Before I left for New York I sent an e-mail to Molly Wizenberg asking if she could recommend a few places to eat there. Knowing that Molly is crazy-busy working alongside her husband Brandon at Delancey, I told her I wouldn't be offended if she didn't have time to reply but that I would really appreciate a name or two if she had a spare moment.
She gave me eight names.
I've been working my way down the list, and have covered two of her recommendations in the past 24 hours. Last night I went to Pearl Oyster Bar and had the Lobster Roll. I also saw John Slattery, who was sitting at the bar about six seats down from me.
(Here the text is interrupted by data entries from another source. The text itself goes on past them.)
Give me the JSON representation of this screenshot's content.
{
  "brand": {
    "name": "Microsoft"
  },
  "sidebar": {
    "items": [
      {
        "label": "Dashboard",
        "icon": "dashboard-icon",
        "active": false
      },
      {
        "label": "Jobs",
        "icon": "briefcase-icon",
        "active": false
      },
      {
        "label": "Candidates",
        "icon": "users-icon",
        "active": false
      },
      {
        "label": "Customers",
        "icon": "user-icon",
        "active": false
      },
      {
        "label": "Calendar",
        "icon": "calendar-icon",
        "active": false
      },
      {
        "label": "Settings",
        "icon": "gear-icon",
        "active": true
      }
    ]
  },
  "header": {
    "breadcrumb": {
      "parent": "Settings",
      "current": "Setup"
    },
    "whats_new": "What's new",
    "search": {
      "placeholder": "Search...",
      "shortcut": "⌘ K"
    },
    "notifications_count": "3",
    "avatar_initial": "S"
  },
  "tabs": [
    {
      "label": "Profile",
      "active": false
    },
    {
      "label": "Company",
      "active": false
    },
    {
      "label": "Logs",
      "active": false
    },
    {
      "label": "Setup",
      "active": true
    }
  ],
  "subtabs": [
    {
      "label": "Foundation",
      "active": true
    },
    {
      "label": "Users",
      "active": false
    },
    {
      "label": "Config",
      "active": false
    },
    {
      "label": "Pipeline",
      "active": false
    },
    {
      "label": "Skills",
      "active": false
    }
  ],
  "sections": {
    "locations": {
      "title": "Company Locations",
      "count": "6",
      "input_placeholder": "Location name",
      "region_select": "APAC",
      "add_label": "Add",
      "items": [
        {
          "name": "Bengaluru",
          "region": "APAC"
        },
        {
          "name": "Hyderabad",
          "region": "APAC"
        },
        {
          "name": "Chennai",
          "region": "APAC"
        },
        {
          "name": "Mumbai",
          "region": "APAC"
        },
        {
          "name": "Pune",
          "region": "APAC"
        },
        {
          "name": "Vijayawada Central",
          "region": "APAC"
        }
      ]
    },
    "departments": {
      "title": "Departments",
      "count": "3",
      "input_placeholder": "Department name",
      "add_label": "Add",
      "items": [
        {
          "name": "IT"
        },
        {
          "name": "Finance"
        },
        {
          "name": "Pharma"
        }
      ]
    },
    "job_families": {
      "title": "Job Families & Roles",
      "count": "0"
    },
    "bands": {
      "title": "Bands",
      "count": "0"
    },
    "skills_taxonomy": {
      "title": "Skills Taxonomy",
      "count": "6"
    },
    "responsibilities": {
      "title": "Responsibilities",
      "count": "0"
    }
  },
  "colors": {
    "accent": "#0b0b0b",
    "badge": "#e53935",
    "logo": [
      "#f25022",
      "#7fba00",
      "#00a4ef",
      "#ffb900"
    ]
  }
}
This afternoon I went to John's of Bleecker St. and saw no one famous, but all the non-famous people in there were very nice.
I'll talk about the Lobster and the Pizza later.
The first place I went on Molly's List was a sandwich place in Brooklyn called Saltie. Small and unassuming, you could easily walk past it without noticing. But that would be a shame, because then you would miss the Longshoreman's Daughter. There are only six or seven sandwiches on the menu, but the theme of Saltie is definitely 'quality, not quantity.'
Piled on top of house-made focaccia, the Longshoreman's Daughter is a tower of mild and brine doing an amazing balancing act. I gave up any hope of staying clean during this experience, which was good because I sort of wallowed in the thing. From the bottom up, there was mayonnaise, tomato, hard-boiled egg, feta cheese, roasted peppers, and a salad of fresh kraut, parsley, capers and olives. I bit into it which immediately released a torrent of juices on the plate while the focaccia did an admirable job of absorbing a lot of the liquid. The flavor combination was unlike anything I've ever had before, acid from the kraut mellowed by the creaminess of the mayonnaise, the smoothness of the hard-boiled egg spiked perfectly with the brine from the capers, the tomatoes melting and mingling with the mayonnaise and all the while the bright tang of feta, and just when you think it needs a little something extra the sweet and smoke of the roasted peppers swoops in and woos you all over again..it was heavenly. My one and only criticism is that the olives were really very, very salty to the point of being bitter and I actually pulled them out. Any bite that had olive in it tasted of nothing else; it actually left a soap-like aftertaste in my mouth, but this was quickly remedied by taking another bite of sandwich. About halfway through I started to get the feeling that maybe there was a little too much bread involved so I started pulling pieces off and setting them aside on my plate. By the time I'd finished the sandwich proper, a lot of egg and kraut and other goodness had fallen out on the plate as well, casualties of my reveling. I used the extra bread, extra no longer but in fact now very necessary, to sop everything up and left my plate super clean. I licked my fingers. When I'd finished, I told the woman who owns Saltie that I'd come from Seattle to Brooklyn to eat that sandwich specifically, and she looked at me like I was just a tiny bit crazy but she seemed pleased nonetheless. She turned out to also be from Seattle, which made me a little bit sad that she had chosen to bring her Saltie magic to Brooklyn instead of where I'd have easy access to more of that sandwich.
I have so much more food loves to share, but I have to get ready for Blue Hill tonight and figure out how not to be a bumbling idiot in front of Eric Ripert tomorrow night. Wish me luck.